農業用ドローンの導入を検討するにあたり、まず気になるのが「価格」ですよね。中でも日本を代表する農業機械メーカーであるクボタの製品は、信頼性の高さから注目を集めています。しかし、クボタの農業用ドローンは、一般的な家庭用ドローンと異なり、公式サイトで明確な価格が公開されていません。「農業機械としては最高級ブランドのクボタだけど、ドローンの価格帯はどれくらいなのか」「補助金を使ったら実質いくらになるのか」――そうした疑問をお持ちの方も多いはずです。
この記事では、クボタ農業用ドローンの価格について、現時点でわかっている情報をすべて集約し、実際の購入を検討する際の目安をお伝えします。 また、農林水産省の補助金制度を活用した場合の実質負担額の試算や、導入後に発生するランニングコストについても触れていきます。最新の業界動向(2026年8月時点)も織り交ぜながら、あなたの導入判断の材料をできるだけ具体的に提供するよう心がけました。

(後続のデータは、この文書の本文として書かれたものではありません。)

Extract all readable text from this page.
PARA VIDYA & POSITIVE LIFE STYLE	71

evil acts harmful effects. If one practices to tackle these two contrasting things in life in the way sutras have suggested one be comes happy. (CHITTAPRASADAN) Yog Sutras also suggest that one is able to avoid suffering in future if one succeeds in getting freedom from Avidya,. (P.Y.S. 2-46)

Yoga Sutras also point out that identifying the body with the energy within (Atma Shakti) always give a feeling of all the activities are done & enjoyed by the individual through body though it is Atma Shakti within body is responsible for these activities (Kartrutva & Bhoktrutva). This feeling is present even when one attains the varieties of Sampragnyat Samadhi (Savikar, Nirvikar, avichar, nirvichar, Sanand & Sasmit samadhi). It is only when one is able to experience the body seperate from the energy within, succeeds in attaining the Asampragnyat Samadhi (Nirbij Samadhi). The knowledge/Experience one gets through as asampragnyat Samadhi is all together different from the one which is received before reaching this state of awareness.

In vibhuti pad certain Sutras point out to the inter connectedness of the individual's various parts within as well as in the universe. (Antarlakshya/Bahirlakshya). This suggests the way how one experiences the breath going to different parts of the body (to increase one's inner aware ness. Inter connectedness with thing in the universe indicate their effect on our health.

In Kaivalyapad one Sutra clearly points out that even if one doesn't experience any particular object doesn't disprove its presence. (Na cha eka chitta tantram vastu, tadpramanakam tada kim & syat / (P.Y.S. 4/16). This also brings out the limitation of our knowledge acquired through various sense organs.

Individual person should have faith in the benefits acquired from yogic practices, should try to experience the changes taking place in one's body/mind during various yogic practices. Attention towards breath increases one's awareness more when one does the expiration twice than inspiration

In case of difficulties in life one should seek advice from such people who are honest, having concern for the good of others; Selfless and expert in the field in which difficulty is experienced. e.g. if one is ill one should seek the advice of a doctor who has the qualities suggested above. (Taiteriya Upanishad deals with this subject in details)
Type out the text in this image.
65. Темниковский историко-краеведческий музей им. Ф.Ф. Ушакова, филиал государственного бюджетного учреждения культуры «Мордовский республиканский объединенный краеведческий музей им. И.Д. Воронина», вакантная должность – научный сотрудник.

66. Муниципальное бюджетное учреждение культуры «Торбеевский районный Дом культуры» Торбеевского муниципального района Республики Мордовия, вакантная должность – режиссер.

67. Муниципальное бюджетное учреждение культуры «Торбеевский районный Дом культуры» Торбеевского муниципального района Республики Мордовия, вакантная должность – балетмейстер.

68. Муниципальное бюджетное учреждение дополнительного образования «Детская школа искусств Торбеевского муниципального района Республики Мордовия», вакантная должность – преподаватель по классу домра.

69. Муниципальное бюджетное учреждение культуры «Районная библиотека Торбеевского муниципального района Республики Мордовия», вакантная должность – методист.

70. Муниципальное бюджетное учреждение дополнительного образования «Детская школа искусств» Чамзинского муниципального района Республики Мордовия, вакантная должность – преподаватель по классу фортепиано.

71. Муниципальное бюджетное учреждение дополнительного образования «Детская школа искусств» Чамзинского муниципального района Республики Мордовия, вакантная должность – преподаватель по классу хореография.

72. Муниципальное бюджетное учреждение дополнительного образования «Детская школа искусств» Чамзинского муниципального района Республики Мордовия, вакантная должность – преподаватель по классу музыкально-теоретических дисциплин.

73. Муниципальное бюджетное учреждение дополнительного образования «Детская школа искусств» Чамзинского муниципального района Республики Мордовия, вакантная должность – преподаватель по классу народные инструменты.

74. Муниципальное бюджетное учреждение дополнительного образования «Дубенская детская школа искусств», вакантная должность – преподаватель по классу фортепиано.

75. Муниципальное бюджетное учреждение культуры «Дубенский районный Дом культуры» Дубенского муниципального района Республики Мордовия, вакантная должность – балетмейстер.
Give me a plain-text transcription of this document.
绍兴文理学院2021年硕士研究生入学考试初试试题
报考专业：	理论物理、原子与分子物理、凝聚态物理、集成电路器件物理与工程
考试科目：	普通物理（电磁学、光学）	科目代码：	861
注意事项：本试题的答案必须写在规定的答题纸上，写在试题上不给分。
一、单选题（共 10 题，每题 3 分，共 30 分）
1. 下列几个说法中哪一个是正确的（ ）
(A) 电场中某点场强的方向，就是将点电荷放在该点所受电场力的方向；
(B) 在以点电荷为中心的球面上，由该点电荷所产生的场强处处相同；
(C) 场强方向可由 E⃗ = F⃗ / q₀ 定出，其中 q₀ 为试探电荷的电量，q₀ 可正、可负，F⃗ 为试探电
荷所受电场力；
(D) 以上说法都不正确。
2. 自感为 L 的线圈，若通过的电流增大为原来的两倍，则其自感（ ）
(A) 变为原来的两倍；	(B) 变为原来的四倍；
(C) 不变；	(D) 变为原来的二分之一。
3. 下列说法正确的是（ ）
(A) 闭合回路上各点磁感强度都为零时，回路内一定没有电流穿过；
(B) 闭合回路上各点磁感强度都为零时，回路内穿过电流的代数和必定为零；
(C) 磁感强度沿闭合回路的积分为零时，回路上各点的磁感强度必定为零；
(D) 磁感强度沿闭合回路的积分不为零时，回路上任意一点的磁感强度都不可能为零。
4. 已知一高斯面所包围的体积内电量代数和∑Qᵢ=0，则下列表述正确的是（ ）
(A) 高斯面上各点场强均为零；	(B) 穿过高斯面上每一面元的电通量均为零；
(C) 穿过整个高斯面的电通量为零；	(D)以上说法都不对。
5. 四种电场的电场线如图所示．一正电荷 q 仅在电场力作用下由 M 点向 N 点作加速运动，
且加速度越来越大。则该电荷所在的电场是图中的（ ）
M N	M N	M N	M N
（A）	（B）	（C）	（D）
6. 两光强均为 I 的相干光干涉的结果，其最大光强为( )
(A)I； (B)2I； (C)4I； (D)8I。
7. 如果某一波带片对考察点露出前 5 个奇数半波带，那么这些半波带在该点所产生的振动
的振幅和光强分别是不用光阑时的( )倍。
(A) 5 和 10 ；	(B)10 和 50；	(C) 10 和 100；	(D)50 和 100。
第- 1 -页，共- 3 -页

クボタ農業用ドローンの価格はなぜ公開されていないのか?
まず、多くの方が最初にぶつかる壁がこれです。クボタの公式サイト(https://jnouki.kubota.co.jp/)をいくら探しても、農業用ドローンの「希望小売価格」は記載されていません。これは決して特別なことではなく、農業用ドローンを含む大型の農業機械は、製品のカスタマイズ性が高く、付属品やオプション、アフターサービス内容によって最終的な価格が大きく変動するためです。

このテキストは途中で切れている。